TOOC Module 8

Week 8 Anticipating Change: How Might S&T Innovation Alter Life in the Circumpolar North


This module’s objective is:

  • to reflect on the possibilities for transformative change in the Circumpolar world and what that might mean for Northern people

How can the North approach the prospect of major technological change?

At one extreme, the North can be completely passive, waiting for new technologies to emerge and responding, or not, as possibilities arise.  This is the state of most of the Arctic now.  At the other extreme, the North could adopt a problem-based approach, identifying areas of intense need and driving science and business to respond to opportunities and challenges. Typically, universities and research institutes adopt the latter approach, while governments fund searches to answer some problems. But the overall effort is a hit and miss.

Developing a pro-active approach requires the systematic and international identification of needs and opportunities. In some ways, this requires stepping back from technology and focusing on socio-economic circumstances in the Arctic to identity areas in need of urgent investment and region-wide commitment. There are many barriers and challenges, ranging from the need for international cooperation, financing major research projects, limited northern capacity for regional research, and the like.

In this module, we focus on two themes:

  1. Identifying the need for technological solutions to real Northern problems
  2.  The North’s capacity to produce North-based solutions to Northern problems

The Need for Technological Solutions to Real Northern Problems

In the first instance, we examine the socio-economic, cultural and political challenges and opportunities facing the North. Given that new technologies are rarely developed in and for the North, it is vital that the Circumpolar World articulate its own requirements for future technological innovation. To do this, we have to learn to listen closely to the North. The ideas and needs are substantial and diverse, ranging from language preservation, cultural transmission across generations, amelioration of climate change effects and fresh food production in the North.

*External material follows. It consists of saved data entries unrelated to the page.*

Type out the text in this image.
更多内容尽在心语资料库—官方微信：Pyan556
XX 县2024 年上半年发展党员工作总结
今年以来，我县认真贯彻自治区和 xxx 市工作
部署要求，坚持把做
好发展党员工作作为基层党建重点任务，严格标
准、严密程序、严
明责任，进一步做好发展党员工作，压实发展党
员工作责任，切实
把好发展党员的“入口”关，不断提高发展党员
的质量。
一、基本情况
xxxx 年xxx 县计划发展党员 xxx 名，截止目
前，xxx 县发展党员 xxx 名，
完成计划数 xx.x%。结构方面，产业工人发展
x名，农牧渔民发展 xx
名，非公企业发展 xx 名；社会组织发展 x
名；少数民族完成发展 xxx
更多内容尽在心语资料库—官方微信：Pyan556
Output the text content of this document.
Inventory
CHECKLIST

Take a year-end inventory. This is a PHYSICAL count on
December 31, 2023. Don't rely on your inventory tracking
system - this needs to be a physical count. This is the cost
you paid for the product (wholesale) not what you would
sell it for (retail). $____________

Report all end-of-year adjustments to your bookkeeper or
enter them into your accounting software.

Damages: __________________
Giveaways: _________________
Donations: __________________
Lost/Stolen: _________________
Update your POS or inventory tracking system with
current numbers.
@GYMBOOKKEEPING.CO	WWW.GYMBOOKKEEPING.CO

The North’s Capacity for North-based Solutions to Northern Problems

On the second topic, we explore the capacity of the North–in terms of researchers, facilities and general entrepreneurial opportunity–to respond to northern realities, to look at southern-based research institutes and researchers, global corporations and think-tanks. The North will never be able to produce the scientific and technological research necessary to meet northern needs on its own. But southern researchers tend to focus solely on southern, urban and developing world realities. This means the North suffers from a massive and ongoing innovation deficient, and this gap will only widen unless we proactively counteract it.

To summarize, in this module we will test a simple question: Is a northern innovation eco-system possible?

Laurence C. Smith: Further Thoughts on the Future of the North

Laurence Smith has some further thoughts, this time presented for a Canadian audience.  He has a unique perspective on the North, as he focuses on the connection between climate change–which everyone expects to cause havoc in the North–and economic opportunity–which should bring even more wealth to the region.  He is cautiously optimistic.  More useful for us, he looks at the Circumpolar North as a whole.  For most of you, this is not a particularly unique perspective.  For the past 20 years, thanks largely to the work of the Inuit Circumpolar Conference, there has been growing awareness of the interconnectedness of Arctic regions.  The creation of the Arctic Council (created by the Ottawa Declaration of 1996) has sharpened the focus on the Far North and provided a forum for political and diplomatic relations on the regions.  This appears to be the “Age of the Arctic,” although that suggestion has been made many times in the past.